If you’re starving and alone does it matter who gives you food?
Does it matter if the person is cruel or kind? Does ethnicity or nationality make a difference? The desire is for sustenance. The desire is to survive. It’s a primal longing. According to Abraham Maslow, its the foundation of the hierarchy of needs. The physiological necessities (i.e. food, air, water) overrule all else and we understand without them we would cease to exist.
Someone who provides such necessities in the time of greatest need can often be viewed as our savior, for they sustained our life.
But Saviors can be forgotten.
Hosea 13:5 – “I cared for you in the desert, in the land of burning heat. When I fed them, they were satisfied; when they were satisfied, they became proud; then they forgot me.”
What’s interesting about God is that for most people He is an optional savior. In other words, we are able by the work of our own hands to meet our physiological needs. God’s salvation, while the possibility exists to meet our physiological needs, rather falls within Maslow’s “Self-Actualization” area of hierarchal needs. This is the least needed of necessities according to Maslow.

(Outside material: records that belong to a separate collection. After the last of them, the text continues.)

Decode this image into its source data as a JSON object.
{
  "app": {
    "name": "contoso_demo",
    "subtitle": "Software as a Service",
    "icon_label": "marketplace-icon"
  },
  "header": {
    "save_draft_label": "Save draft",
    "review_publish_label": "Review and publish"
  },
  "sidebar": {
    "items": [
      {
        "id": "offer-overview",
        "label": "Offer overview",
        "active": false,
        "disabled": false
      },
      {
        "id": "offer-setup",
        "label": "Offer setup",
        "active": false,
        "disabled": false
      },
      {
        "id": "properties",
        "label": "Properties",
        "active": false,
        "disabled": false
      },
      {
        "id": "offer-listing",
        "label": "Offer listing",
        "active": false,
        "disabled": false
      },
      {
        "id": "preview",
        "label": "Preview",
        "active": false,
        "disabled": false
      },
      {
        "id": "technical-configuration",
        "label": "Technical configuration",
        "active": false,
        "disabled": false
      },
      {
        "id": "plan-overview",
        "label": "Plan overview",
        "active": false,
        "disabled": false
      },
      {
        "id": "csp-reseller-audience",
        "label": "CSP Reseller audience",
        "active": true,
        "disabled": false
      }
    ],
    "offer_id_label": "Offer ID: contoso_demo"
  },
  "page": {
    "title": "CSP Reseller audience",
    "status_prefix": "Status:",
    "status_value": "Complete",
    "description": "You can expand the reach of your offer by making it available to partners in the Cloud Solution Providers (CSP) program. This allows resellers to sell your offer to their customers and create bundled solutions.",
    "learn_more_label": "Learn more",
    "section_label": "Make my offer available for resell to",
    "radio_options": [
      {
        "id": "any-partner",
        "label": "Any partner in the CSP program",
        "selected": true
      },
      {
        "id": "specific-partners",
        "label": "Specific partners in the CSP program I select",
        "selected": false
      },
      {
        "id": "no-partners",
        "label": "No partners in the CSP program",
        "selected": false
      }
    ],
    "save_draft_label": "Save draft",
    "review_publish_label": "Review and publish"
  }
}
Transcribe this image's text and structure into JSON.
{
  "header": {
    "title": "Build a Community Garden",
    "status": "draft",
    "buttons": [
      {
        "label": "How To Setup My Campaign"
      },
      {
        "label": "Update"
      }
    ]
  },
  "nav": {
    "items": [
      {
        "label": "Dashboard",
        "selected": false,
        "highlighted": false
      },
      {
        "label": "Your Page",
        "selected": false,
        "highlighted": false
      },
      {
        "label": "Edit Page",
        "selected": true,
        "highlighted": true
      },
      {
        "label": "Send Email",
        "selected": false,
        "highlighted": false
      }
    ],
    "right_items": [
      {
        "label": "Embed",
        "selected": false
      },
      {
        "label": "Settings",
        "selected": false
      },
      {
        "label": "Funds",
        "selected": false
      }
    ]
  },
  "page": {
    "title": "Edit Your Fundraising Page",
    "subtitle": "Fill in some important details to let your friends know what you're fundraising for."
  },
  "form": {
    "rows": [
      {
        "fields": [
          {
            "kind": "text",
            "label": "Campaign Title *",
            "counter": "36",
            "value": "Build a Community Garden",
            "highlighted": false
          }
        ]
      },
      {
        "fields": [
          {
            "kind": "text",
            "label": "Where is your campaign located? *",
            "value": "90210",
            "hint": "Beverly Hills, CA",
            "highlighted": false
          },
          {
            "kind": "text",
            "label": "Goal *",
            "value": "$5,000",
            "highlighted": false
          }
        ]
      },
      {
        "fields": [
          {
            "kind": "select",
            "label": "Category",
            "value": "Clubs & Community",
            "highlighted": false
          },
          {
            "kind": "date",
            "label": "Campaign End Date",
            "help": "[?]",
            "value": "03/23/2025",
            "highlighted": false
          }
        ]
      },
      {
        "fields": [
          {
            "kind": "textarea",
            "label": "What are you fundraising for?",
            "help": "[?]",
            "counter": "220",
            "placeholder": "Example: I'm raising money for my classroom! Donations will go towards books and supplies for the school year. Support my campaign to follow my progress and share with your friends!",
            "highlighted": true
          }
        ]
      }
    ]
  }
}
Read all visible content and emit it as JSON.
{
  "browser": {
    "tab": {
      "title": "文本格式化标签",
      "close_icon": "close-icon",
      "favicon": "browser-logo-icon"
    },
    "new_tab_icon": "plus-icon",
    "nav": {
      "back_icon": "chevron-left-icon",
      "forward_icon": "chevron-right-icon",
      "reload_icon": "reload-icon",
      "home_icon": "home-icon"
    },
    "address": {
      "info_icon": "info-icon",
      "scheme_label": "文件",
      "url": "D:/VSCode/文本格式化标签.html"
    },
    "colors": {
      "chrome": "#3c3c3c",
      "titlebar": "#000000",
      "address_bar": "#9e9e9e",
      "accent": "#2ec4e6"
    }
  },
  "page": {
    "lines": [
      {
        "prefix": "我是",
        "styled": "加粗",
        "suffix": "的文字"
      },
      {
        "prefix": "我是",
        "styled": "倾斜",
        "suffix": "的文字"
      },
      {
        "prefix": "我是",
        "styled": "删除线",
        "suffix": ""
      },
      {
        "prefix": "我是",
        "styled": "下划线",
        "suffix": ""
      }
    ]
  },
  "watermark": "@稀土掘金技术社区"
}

Maslow forgot about one thing. It is God who created the concept of ‘need’. God is not optional, He is foundational. If we were to re-create Maslow’s infamous pyramid we would place god below the physiological needs. God is the foundational, not optional. Without Him, needs would not exist. It’s only logical that all needs come second to God’s salvation, for God’s salvation encompasses all humanity could ever desire and He provides for all humanity could ever lack.
When we misplace the authority of God we find we become proud. Proud that we worked and cooked our meals. Proud we got the raise we wanted. Proud we bought the car we always desired. Proud we own the large home. Proud we met our needs. And when we become proud, God becomes optional.
God does not like being optional. He desires to be everything to us. How grateful we should be and how proud we should not.